Happy quiltmaking and knitting,


O'Quilts said...

This is a very fun post

Missy Shay said...

I love the color! I've been wanting a blue one too!

Quilting Babcia said...

What a great find Dora - she's gorgeous! You could always call her Serendipity.

Michelle said...

Macy is a great name!

Anonymous said...

Oh so beautiful!!!! I'm so glad you found her!!!!!!

Needled Mom said...

She is such a pretty color.

Cheryl's Teapots2Quilting said...

Your own little 'Miracle on 34th Street' machine. I like the color i=of your new machine better. I think it's the same shade as my 'Victor'. You should be able to convert it to a hand crank easily. Cindy will have the parts. If you want to rewire (I have the parts, but, I still haven't done it on a machine yet) Jenny at Sew Classic has the wiring. I have a base from Linda's dad. I spent the extra $$ for the extension for it. It just slides on and off.

Margie said...

I was so surprised this morning when I started reading your blog. Little over a year ago I found a machine at a Salvation Army for $8.00. Is now my go to machine, but the surprise was in the name of yours.

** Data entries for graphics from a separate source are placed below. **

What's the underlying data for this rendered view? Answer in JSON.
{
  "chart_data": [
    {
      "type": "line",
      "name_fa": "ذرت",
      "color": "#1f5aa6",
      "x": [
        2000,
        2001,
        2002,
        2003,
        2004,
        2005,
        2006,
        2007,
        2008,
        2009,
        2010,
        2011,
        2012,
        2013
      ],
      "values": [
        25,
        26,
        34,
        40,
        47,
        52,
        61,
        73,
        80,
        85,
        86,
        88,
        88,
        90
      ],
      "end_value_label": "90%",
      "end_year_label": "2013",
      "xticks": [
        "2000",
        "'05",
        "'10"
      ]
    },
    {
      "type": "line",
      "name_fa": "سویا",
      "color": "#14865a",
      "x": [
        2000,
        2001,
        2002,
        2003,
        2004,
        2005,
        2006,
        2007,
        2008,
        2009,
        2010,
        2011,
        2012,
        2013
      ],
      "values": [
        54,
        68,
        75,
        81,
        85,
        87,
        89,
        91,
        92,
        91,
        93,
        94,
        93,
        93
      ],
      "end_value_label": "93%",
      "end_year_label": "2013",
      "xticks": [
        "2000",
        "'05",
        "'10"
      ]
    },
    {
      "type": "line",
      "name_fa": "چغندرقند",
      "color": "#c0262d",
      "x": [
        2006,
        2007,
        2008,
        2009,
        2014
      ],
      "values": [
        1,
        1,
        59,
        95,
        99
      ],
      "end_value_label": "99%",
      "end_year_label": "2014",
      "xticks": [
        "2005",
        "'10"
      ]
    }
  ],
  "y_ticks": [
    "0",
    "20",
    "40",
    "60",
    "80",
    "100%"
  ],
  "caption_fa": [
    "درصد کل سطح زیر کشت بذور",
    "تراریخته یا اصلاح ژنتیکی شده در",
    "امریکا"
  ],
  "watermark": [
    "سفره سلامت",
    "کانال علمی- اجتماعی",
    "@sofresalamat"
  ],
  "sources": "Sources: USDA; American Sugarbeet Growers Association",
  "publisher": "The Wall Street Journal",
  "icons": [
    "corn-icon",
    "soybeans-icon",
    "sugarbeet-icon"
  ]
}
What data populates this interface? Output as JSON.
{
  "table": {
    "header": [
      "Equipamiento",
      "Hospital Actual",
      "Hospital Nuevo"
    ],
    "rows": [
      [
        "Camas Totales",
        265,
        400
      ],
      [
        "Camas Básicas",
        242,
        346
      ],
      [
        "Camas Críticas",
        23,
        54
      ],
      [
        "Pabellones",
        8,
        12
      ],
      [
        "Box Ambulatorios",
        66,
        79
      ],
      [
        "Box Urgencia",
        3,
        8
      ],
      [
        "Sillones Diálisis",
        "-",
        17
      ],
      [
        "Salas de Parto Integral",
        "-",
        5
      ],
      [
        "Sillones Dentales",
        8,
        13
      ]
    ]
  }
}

Mine does not have a plate with the name, but is printed on the machine. R. H. Macy & Co New York. It has sewed like a dream from day one and cleaned up real pretty. Not a colored machine and of course the name is Mr. Macy!!!

DragonPoodle said...

Lovely machine, the clones of color are among my favorites. Spoked hand wheel and crank have worked on every clone I have tried. You could also just completely replace the motor and controller. Either way, have fun!

Angela said...

Wow! These are both so pretty! Those 15 clones are supposed to be the bomb, especially for quilting. I do love craigslist. That's how I got my 401:)

Charlotta said...

What's a sewing machine "of color"? I've never heard that term before. You seem very knowledgeable about these old machines, including how to clean them up and get them running again. I'm sure that serves you well. Good luck!